Success may be found in a company’s DNA, but some clear ground rules help.

Did you check out the front cover of this month’s edition? Sixteen—count ’em, 16—members of the Cosentino family, including Jerry, the surviving co-founder of Cosentino’s 

Anyone working with a large number of relatives can tell you all about the logistical challenges of getting 85 percent of a group that big to gather at one time and place. But the chain of 27 area stores is far removed from its roots as a single grocery on Blue Ridge Boulevard. In many ways, it has evolved into a logistics company, and to survive in this region’s competitive grocery market, it has to be darn good in that role.

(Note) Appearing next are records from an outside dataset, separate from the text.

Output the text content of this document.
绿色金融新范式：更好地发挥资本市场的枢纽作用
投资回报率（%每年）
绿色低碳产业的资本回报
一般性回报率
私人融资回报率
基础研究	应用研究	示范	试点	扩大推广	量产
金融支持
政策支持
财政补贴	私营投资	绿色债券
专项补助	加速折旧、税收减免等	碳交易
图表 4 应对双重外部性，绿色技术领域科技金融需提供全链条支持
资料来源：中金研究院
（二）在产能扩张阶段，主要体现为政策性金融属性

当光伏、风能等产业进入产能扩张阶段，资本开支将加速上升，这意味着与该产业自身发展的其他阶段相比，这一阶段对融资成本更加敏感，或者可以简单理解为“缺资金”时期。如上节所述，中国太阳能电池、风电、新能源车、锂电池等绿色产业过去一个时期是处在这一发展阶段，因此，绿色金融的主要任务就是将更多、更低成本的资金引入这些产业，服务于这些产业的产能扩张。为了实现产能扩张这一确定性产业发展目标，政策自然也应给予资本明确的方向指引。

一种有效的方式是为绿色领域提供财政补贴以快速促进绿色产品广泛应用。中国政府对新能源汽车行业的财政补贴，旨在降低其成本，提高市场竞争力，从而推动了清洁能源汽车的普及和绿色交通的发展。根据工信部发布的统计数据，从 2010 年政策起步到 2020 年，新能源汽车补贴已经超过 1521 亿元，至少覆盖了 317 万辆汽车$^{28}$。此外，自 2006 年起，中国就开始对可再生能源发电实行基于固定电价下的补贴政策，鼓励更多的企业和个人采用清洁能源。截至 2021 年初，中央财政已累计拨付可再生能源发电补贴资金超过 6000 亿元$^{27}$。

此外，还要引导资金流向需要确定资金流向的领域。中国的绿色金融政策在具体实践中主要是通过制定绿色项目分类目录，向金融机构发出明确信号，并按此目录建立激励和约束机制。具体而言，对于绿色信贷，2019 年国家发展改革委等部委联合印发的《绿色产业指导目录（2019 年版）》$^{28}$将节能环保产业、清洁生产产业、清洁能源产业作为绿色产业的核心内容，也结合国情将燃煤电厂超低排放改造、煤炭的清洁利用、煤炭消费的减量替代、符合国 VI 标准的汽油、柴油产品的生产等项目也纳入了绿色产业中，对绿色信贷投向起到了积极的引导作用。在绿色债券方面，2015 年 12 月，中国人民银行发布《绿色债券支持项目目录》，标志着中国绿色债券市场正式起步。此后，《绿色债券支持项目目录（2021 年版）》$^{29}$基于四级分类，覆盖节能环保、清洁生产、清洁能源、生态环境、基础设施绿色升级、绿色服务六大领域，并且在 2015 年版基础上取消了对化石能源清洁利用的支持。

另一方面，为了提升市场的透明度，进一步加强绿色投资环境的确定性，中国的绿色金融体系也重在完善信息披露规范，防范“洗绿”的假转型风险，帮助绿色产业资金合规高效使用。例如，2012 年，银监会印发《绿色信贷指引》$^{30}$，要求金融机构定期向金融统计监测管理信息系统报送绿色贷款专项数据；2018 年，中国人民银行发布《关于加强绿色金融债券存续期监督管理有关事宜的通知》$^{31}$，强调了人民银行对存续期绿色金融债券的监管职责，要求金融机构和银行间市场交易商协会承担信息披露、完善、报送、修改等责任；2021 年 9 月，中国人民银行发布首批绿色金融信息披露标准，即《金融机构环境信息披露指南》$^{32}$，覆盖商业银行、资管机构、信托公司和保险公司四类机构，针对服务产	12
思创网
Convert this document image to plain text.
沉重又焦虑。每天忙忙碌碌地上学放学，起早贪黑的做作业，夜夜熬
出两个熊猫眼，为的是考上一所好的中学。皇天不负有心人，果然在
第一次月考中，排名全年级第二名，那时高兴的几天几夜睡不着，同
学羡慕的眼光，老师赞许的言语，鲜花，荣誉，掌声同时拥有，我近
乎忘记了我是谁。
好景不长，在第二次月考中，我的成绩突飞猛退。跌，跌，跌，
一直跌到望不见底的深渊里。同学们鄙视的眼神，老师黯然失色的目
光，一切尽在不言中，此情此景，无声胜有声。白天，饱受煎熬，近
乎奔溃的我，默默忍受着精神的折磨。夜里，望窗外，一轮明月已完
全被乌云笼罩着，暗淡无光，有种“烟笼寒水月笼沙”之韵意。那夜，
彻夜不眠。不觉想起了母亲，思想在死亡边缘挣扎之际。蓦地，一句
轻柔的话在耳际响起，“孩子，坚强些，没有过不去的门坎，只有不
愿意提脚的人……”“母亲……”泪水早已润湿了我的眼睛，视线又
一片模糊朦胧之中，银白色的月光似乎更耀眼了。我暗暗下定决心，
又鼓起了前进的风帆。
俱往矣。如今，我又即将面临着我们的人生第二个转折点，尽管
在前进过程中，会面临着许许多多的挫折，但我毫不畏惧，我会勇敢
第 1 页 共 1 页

Our experience with the Cosentino clan was repeated, with varying degrees of challenge, at seven other family-owned businesses for this cover feature. In speaking with the ownership and leadership of each, we learned quite a bit about what it takes to succeed in a family-owned setting.

For starters, scrap the notion that “family-owned” business is a label that can be broadly applied. Company size, business sector, employee count, numbers of relatives, division of ownership, assignment of roles—when you start to throw in the variables, it’s easy to see why (borrowing from Leo Tolstoy here) no two family businesses are successful in exactly the same way.

Some have found that control concentrated in the hands of a single executive is the best way to chart a course for growth; some thrive with equal ownership. Some are still working on their succession plans; others have set theirs in place for a decade or more.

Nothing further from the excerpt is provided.